Les noms. Ils étaient là, de nouveau, les noms de ceux qui l’avaient précipité dans ce gouffre satanique, ils le dévisageaient, les yeux écarquillés. Il distinguait leurs visages dans les rochers de la carrière, dans les nuages, dans les lignes du bois du plafond de la baraque, dans les tas de merde des latrines. Il se les imaginait, à cet instant précis assis au café Kranzler, dans des conversations animées, jouissant de cette paisible journée d’été sans se poser une seule seconde la question de savoir ce qui se passait au-delà de leur petite communauté, ce qui pouvait lui arriver, à lui et à ses camarades, dans cette patrie de merde.
Sa respiration se fit plus calme, la sueur séchait lentement sur son front. Il leva les yeux et suivit le vol d’un rapace qui décrivait des rondes haut dans le ciel, en quête d’une proie. L’oiseau planait au-dessus du chaudron, volait au-dessus des kapos toujours arrêtés et qui continuaient à lancer des cailloux. Il monta loin au-dessus d’eux, vers le soleil.
Il cligna les yeux et crut découvrir d’autres oiseaux de proie dans les rayons brûlants. Il sursauta. Crevant la lumière aveuglante, ils se jetaient sur lui comme des ombres, épousant les accidents du terrain. Des nuages de poussière s’élevèrent, tourbillonnant dans l’air chaud. Le rugissement régulier de moteurs se faisait écho à lui-même, en vagues successives, roulant sur le paysage tremblant. Il devint si assourdissant qu’il se ramassa encore plus sur lui-même, prenant appui contre la benne de ses paumes moites. Il vit les sillages de feu des rafales crachées par les mitrailleuses de bord, les sentinelles fauchées par les balles, des geysers de pierres voler par-dessus les rails, des wagonnets et des groupes de détenus s’abattre dans les profondeurs. Un tonnerre de détonations auquel se mêlèrent d’horribles cris résonna du fond de la cuvette.

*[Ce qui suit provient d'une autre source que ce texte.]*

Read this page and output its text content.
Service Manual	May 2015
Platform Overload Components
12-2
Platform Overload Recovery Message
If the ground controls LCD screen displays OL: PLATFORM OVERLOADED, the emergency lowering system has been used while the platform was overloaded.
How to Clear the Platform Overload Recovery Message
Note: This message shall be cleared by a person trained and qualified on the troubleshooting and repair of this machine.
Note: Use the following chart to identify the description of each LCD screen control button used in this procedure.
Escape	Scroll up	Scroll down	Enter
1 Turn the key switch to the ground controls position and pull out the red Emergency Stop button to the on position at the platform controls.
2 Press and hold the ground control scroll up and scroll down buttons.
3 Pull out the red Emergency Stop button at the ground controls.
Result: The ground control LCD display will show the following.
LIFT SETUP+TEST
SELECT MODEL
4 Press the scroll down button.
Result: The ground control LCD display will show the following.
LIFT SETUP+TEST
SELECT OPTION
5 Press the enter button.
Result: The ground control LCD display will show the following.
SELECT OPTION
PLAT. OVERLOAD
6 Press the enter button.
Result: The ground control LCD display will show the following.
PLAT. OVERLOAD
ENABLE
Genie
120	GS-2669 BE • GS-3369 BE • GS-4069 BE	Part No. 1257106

Il s’était jeté sous le chariot. Étendu sur le dos, il ne bougeait plus. Des traînées d’huile noires mêlées à des rubans de condensation formèrent des demi-cercles dans le ciel. Les chasseurs-bombardiers revenaient. Alors que le vrombissement augmentait, il se retourna sur le ventre, tête dans le menton, mains plaquées sur les oreilles. De grosses gerbes de terre furent soulevées devant lui et projetées dans les airs, des arbres brisés. Des blocs de pierre d’un quintal tourbillonnèrent avant de s’abattre sur le sol. Des éclats de bombes percutaient la terre autour de lui ou retentissaient sur le métal de la benne. Il fallait qu’il file, et vite.